Imaginer un seul instant que les résultats de toutes les enquêtes, plus ou moins scientifiques, relayés ou non par les médias, doivent être pris pour argent comptant serait le summum de la naiveté.

Après la taille insuffisante de l’échantillon, les biais doivent être évoqués.

 

Qu’est-ce qu’un biais ?

C’est une erreur systématique qui se glisse dans une enquête lorsque les données utilisées ne sont pas celles qui auraient du être analysées.

 

Il y a plusieurs types de biais.

1. Les biais de sélection: Ils interviennent lors de l’inclusion des sujets de l’enquête. C’est pas exemple, sélectionner plus facilement des sujets exposés à un risque que les non-exposés.

 

2. Les biais d’information: Ils interviennent au moment du recueil des données. Par exemple, les cas exposés à un risque (ou pressenti comme tel), se souviennent mieux de leur exposition. L’enquêteur peut également interroger plus longuement les cas non exposés par exemple. Plus subtil, les réponses peuvent être induites ou suggérées chez les cas exposés.

 

3. Les biais de confusion: La découverte d’un facteur de risque (FR), peut être le train qui en cache un autre. Il est toujours possible qu’à l’exposition étudiée soit associée un autre facteur qui joue lui aussi un rôle dans le survenue d’une maladie par exemple. La mesure de la liaison exposition-maladie est alors perturbée par un tiers facteur qu’on appelle facteur de confusion.

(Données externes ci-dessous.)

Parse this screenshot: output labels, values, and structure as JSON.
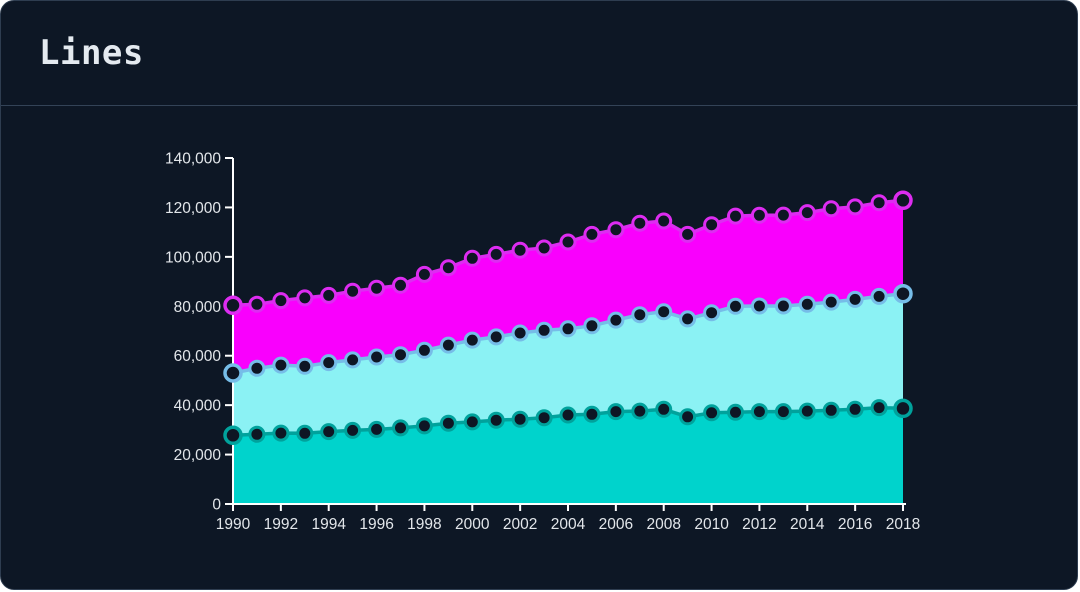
{
  "title": "Lines",
  "colors": {
    "card_background": "#0d1725",
    "card_border": "#2e3d50",
    "header_divider": "#334357",
    "title_text": "#e4eaf0",
    "axis": "#ffffff",
    "tick_label": "#e2e6ea",
    "marker_fill": "#0e1624"
  },
  "chart_data": {
    "type": "area",
    "title": "Lines",
    "xlabel": "",
    "ylabel": "",
    "grid": false,
    "legend": false,
    "x_range": [
      1990,
      2018
    ],
    "ylim": [
      0,
      140000
    ],
    "x": [
      1990,
      1991,
      1992,
      1993,
      1994,
      1995,
      1996,
      1997,
      1998,
      1999,
      2000,
      2001,
      2002,
      2003,
      2004,
      2005,
      2006,
      2007,
      2008,
      2009,
      2010,
      2011,
      2012,
      2013,
      2014,
      2015,
      2016,
      2017,
      2018
    ],
    "x_ticks": [
      1990,
      1992,
      1994,
      1996,
      1998,
      2000,
      2002,
      2004,
      2006,
      2008,
      2010,
      2012,
      2014,
      2016,
      2018
    ],
    "x_tick_labels": [
      "1990",
      "1992",
      "1994",
      "1996",
      "1998",
      "2000",
      "2002",
      "2004",
      "2006",
      "2008",
      "2010",
      "2012",
      "2014",
      "2016",
      "2018"
    ],
    "y_ticks": [
      0,
      20000,
      40000,
      60000,
      80000,
      100000,
      120000,
      140000
    ],
    "y_tick_labels": [
      "0",
      "20,000",
      "40,000",
      "60,000",
      "80,000",
      "100,000",
      "120,000",
      "140,000"
    ],
    "series": [
      {
        "name": "magenta-area",
        "fill": "#f900fd",
        "stroke": "#dd2cf1",
        "values": [
          80400,
          80800,
          82300,
          83400,
          84400,
          86100,
          87300,
          88500,
          92900,
          95600,
          99400,
          101000,
          102700,
          103600,
          106000,
          109100,
          111000,
          113600,
          114500,
          109100,
          113000,
          116500,
          116800,
          116900,
          117900,
          119500,
          120200,
          121900,
          122900
        ]
      },
      {
        "name": "cyan-area",
        "fill": "#8bf2f4",
        "stroke": "#76bde8",
        "values": [
          53000,
          54900,
          56200,
          55700,
          57200,
          58300,
          59500,
          60400,
          62200,
          64300,
          66300,
          67600,
          69200,
          70300,
          70900,
          72100,
          74400,
          76600,
          77800,
          74900,
          77400,
          80000,
          80100,
          80100,
          80800,
          81700,
          82800,
          84000,
          85100
        ]
      },
      {
        "name": "teal-area",
        "fill": "#00d3cc",
        "stroke": "#00a29c",
        "values": [
          27800,
          28200,
          28700,
          28600,
          29300,
          29800,
          30200,
          30800,
          31600,
          32700,
          33200,
          33900,
          34300,
          34900,
          36000,
          36300,
          37400,
          37600,
          38300,
          35300,
          36900,
          37100,
          37400,
          37400,
          37600,
          37900,
          38300,
          39000,
          38700
        ]
      }
    ],
    "marker": {
      "fill": "#0e1624",
      "radius": 7,
      "ring_width": 3,
      "end_radius": 8,
      "end_ring_width": 3.5
    }
  }
}
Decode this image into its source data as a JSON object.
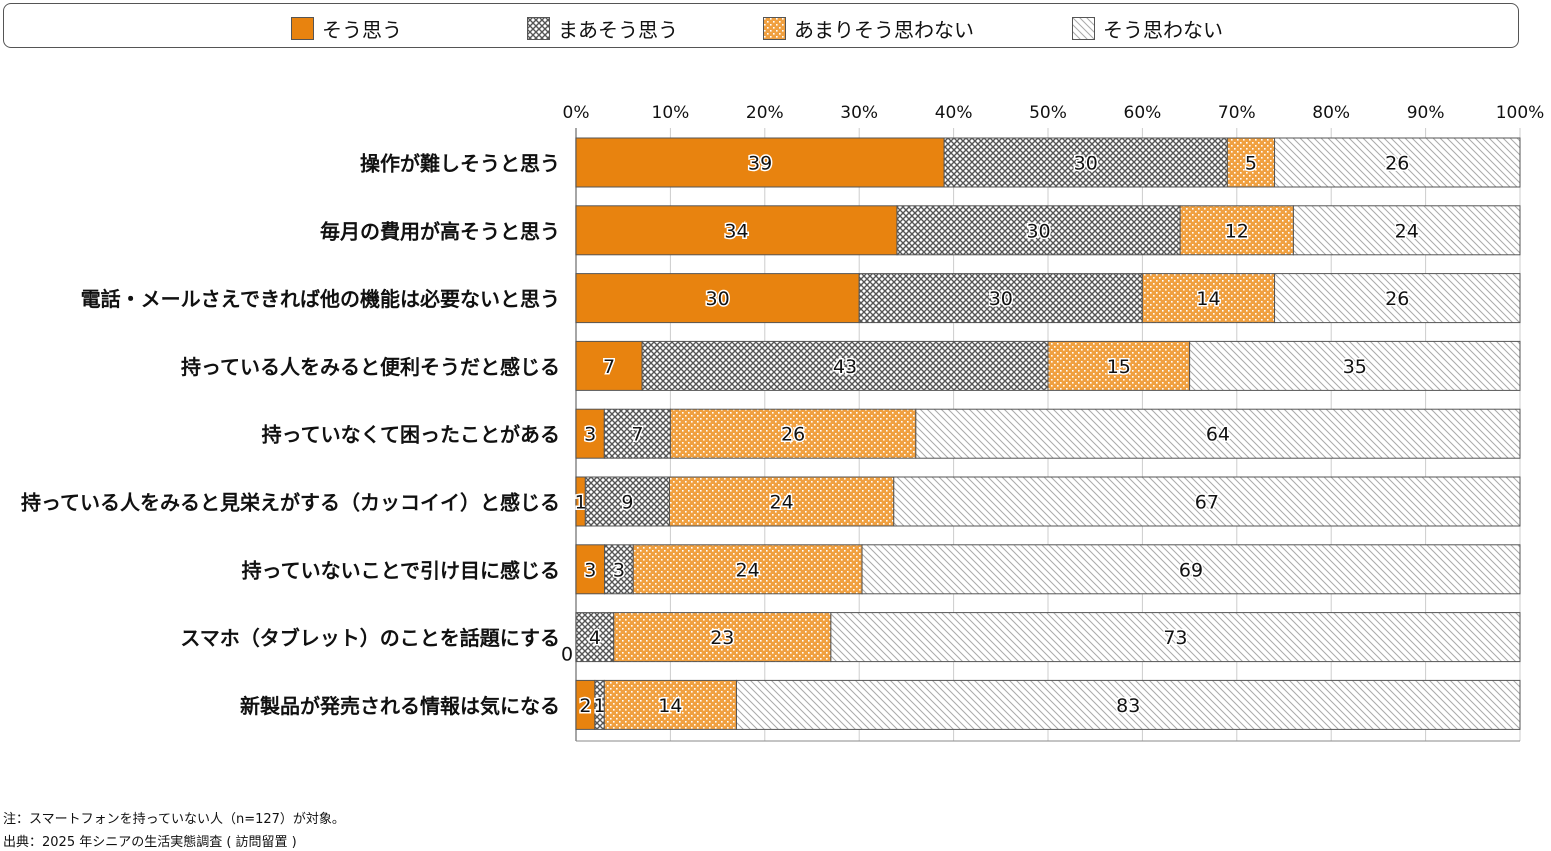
{
  "chart_data": {
    "type": "bar",
    "orientation": "horizontal-stacked-100",
    "categories": [
      "操作が難しそうと思う",
      "毎月の費用が高そうと思う",
      "電話・メールさえできれば他の機能は必要ないと思う",
      "持っている人をみると便利そうだと感じる",
      "持っていなくて困ったことがある",
      "持っている人をみると見栄えがする（カッコイイ）と感じる",
      "持っていないことで引け目に感じる",
      "スマホ（タブレット）のことを話題にする",
      "新製品が発売される情報は気になる"
    ],
    "series": [
      {
        "name": "そう思う",
        "color": "#e8830f",
        "pattern": "solid",
        "values": [
          39,
          34,
          30,
          7,
          3,
          1,
          3,
          0,
          2
        ]
      },
      {
        "name": "まあそう思う",
        "color": "#555555",
        "pattern": "crosshatch",
        "values": [
          30,
          30,
          30,
          43,
          7,
          9,
          3,
          4,
          1
        ]
      },
      {
        "name": "あまりそう思わない",
        "color": "#f0a040",
        "pattern": "dots",
        "values": [
          5,
          12,
          14,
          15,
          26,
          24,
          24,
          23,
          14
        ]
      },
      {
        "name": "そう思わない",
        "color": "#999999",
        "pattern": "diagonal",
        "values": [
          26,
          24,
          26,
          35,
          64,
          67,
          69,
          73,
          83
        ]
      }
    ],
    "xlim": [
      0,
      100
    ],
    "xticks": [
      "0%",
      "10%",
      "20%",
      "30%",
      "40%",
      "50%",
      "60%",
      "70%",
      "80%",
      "90%",
      "100%"
    ],
    "legend": "top",
    "grid": true
  },
  "notes": {
    "note": "注：スマートフォンを持っていない人（n=127）が対象。",
    "source": "出典：2025 年シニアの生活実態調査 ( 訪問留置 )"
  }
}
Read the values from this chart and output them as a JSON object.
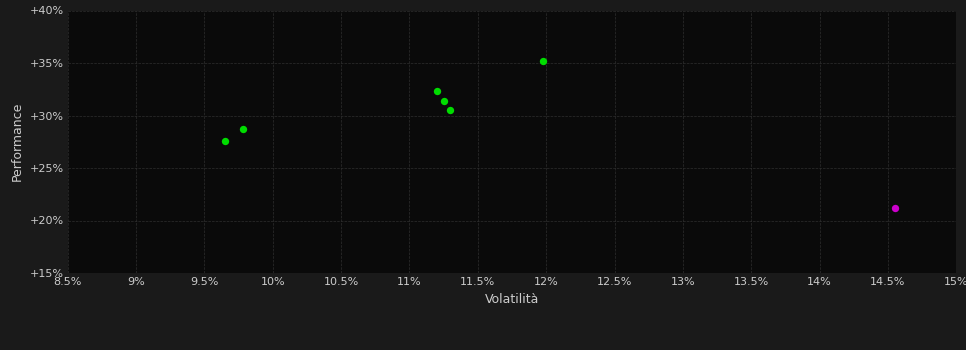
{
  "background_color": "#1a1a1a",
  "plot_bg_color": "#0a0a0a",
  "grid_color": "#2e2e2e",
  "text_color": "#cccccc",
  "xlabel": "Volatilità",
  "ylabel": "Performance",
  "xlim": [
    0.085,
    0.15
  ],
  "ylim": [
    0.15,
    0.4
  ],
  "xticks": [
    0.085,
    0.09,
    0.095,
    0.1,
    0.105,
    0.11,
    0.115,
    0.12,
    0.125,
    0.13,
    0.135,
    0.14,
    0.145,
    0.15
  ],
  "xtick_labels": [
    "8.5%",
    "9%",
    "9.5%",
    "10%",
    "10.5%",
    "11%",
    "11.5%",
    "12%",
    "12.5%",
    "13%",
    "13.5%",
    "14%",
    "14.5%",
    "15%"
  ],
  "yticks": [
    0.15,
    0.2,
    0.25,
    0.3,
    0.35,
    0.4
  ],
  "ytick_labels": [
    "+15%",
    "+20%",
    "+25%",
    "+30%",
    "+35%",
    "+40%"
  ],
  "green_points": [
    [
      0.0978,
      0.287
    ],
    [
      0.0965,
      0.276
    ],
    [
      0.112,
      0.323
    ],
    [
      0.1125,
      0.314
    ],
    [
      0.113,
      0.305
    ],
    [
      0.1198,
      0.352
    ]
  ],
  "magenta_points": [
    [
      0.1455,
      0.212
    ]
  ],
  "green_color": "#00dd00",
  "magenta_color": "#cc00cc",
  "marker_size": 28
}
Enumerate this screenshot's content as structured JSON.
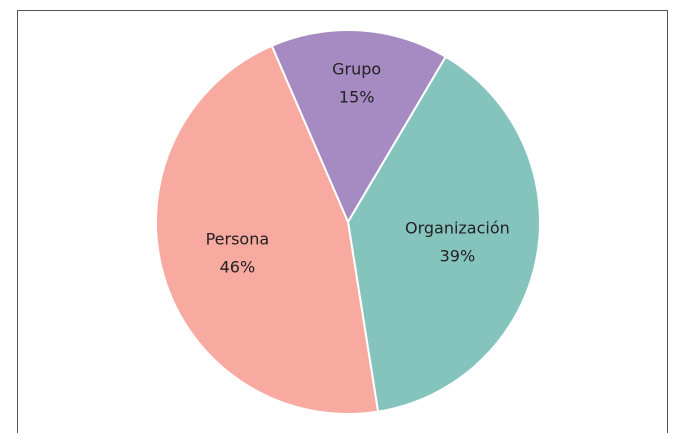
{
  "chart_data": {
    "type": "pie",
    "categories": [
      "Grupo",
      "Organización",
      "Persona"
    ],
    "values": [
      15,
      39,
      46
    ],
    "value_labels": [
      "15%",
      "39%",
      "46%"
    ],
    "colors": [
      "#a68bc2",
      "#85c4bd",
      "#f8a9a0"
    ]
  }
}
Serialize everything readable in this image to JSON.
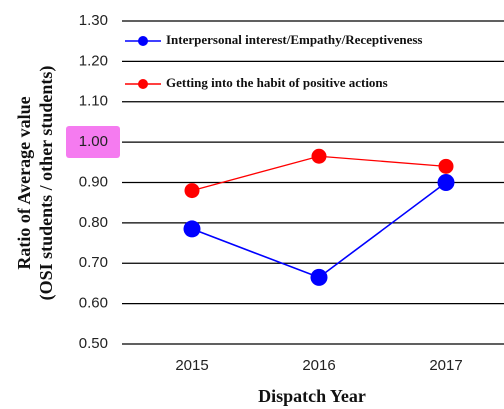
{
  "chart_data": {
    "type": "line",
    "categories": [
      "2015",
      "2016",
      "2017"
    ],
    "series": [
      {
        "name": "Interpersonal interest/Empathy/Receptiveness",
        "color": "#0000ff",
        "values": [
          0.785,
          0.665,
          0.9
        ]
      },
      {
        "name": "Getting into the habit of positive actions",
        "color": "#ff0000",
        "values": [
          0.88,
          0.965,
          0.94
        ]
      }
    ],
    "ylim": [
      0.5,
      1.3
    ],
    "yticks": [
      {
        "value": 0.5,
        "label": "0.50"
      },
      {
        "value": 0.6,
        "label": "0.60"
      },
      {
        "value": 0.7,
        "label": "0.70"
      },
      {
        "value": 0.8,
        "label": "0.80"
      },
      {
        "value": 0.9,
        "label": "0.90"
      },
      {
        "value": 1.0,
        "label": "1.00"
      },
      {
        "value": 1.1,
        "label": "1.10"
      },
      {
        "value": 1.2,
        "label": "1.20"
      },
      {
        "value": 1.3,
        "label": "1.30"
      }
    ],
    "ylabel": [
      "Ratio of Average value",
      "(OSI students / other students)"
    ],
    "xlabel": "Dispatch Year",
    "grid": true,
    "legend": "upper left"
  }
}
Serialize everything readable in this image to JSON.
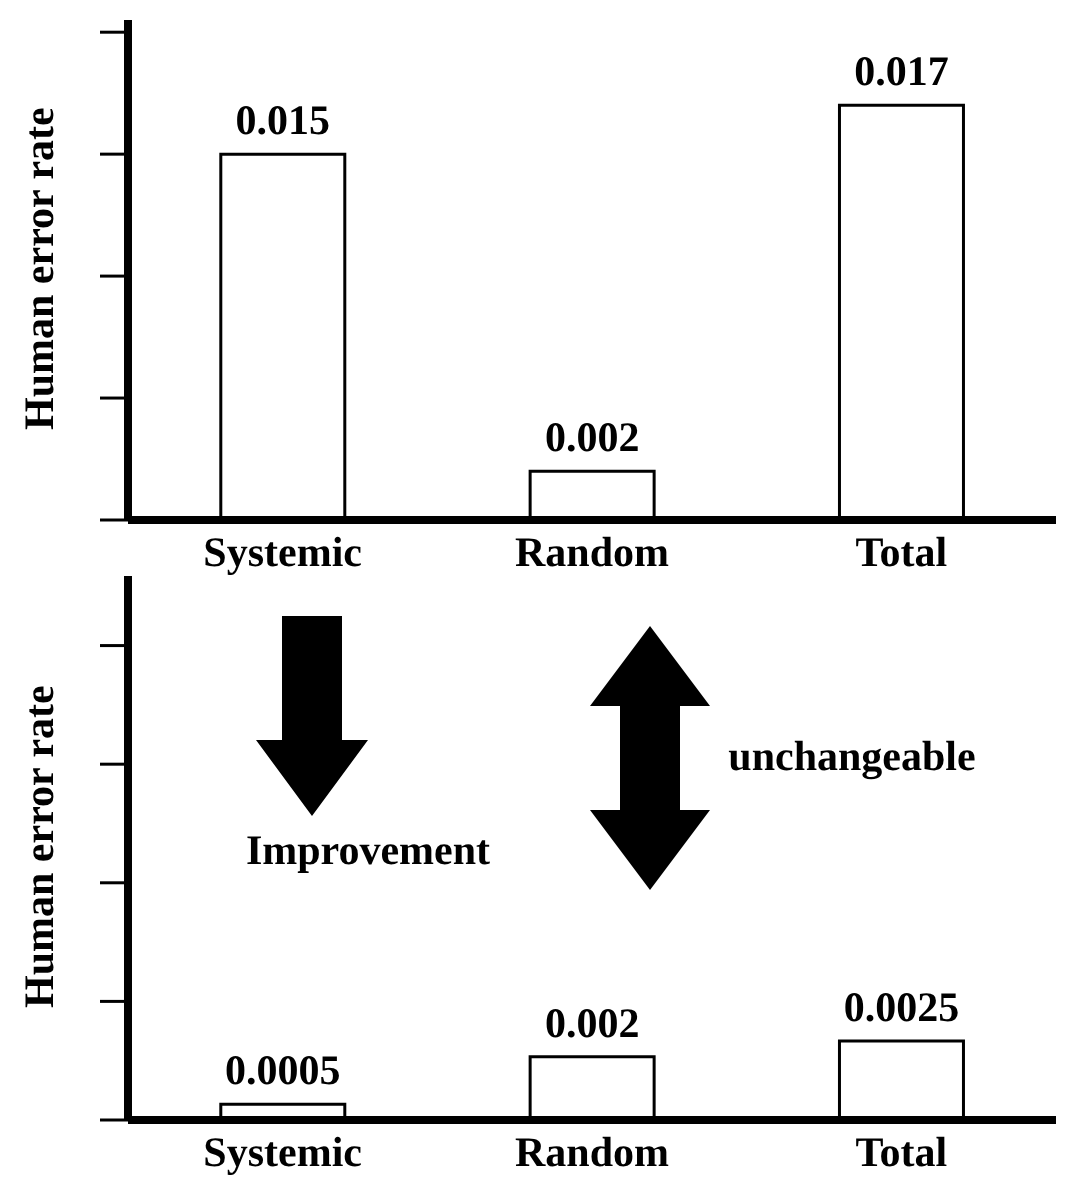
{
  "chart_data": [
    {
      "type": "bar",
      "ylabel": "Human error rate",
      "categories": [
        "Systemic",
        "Random",
        "Total"
      ],
      "values": [
        0.015,
        0.002,
        0.017
      ],
      "color": "#ffffff",
      "data_labels": true,
      "ylim": [
        0,
        0.0205
      ],
      "yticks": [
        {
          "value": 0,
          "label": null
        },
        {
          "value": 0.005,
          "label": null
        },
        {
          "value": 0.01,
          "label": null
        },
        {
          "value": 0.015,
          "label": null
        },
        {
          "value": 0.02,
          "label": null
        }
      ],
      "tick_labels": "x",
      "grid": false
    },
    {
      "type": "bar",
      "ylabel": "Human error rate",
      "categories": [
        "Systemic",
        "Random",
        "Total"
      ],
      "values": [
        0.0005,
        0.002,
        0.0025
      ],
      "color": "#ffffff",
      "data_labels": true,
      "ylim": [
        0,
        0.0172
      ],
      "yticks": [
        {
          "value": 0,
          "label": null
        },
        {
          "value": 0.00375,
          "label": null
        },
        {
          "value": 0.0075,
          "label": null
        },
        {
          "value": 0.01125,
          "label": null
        },
        {
          "value": 0.015,
          "label": null
        }
      ],
      "tick_labels": "x",
      "grid": false,
      "annotations": [
        "Improvement",
        "unchangeable"
      ]
    }
  ]
}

Il existe des techniques statistiques qui permettent de tenir compte de ce facteur de confusion, c’est l’analyse stratifiée qui consiste à scinder l’analyse en strates et de tenter de mesurer des valeurs mathématiques appelées risque relatif et odds ratio.

 

Bref, vous avez bien compris, qu’il est très facile de noyer le chaland sous un discours scientifique qui peut être totalement incompris par le journaliste qui n’a jamais fait le moindre calcul statistique de base ou le lobby qui tente de faire passer des messages dont les conclusions correspondent au sens souhaité.

 

 

 Bibliographie:

1. Ancelle. T. Statistique, épidémiologie. Editions Maloine, 2002.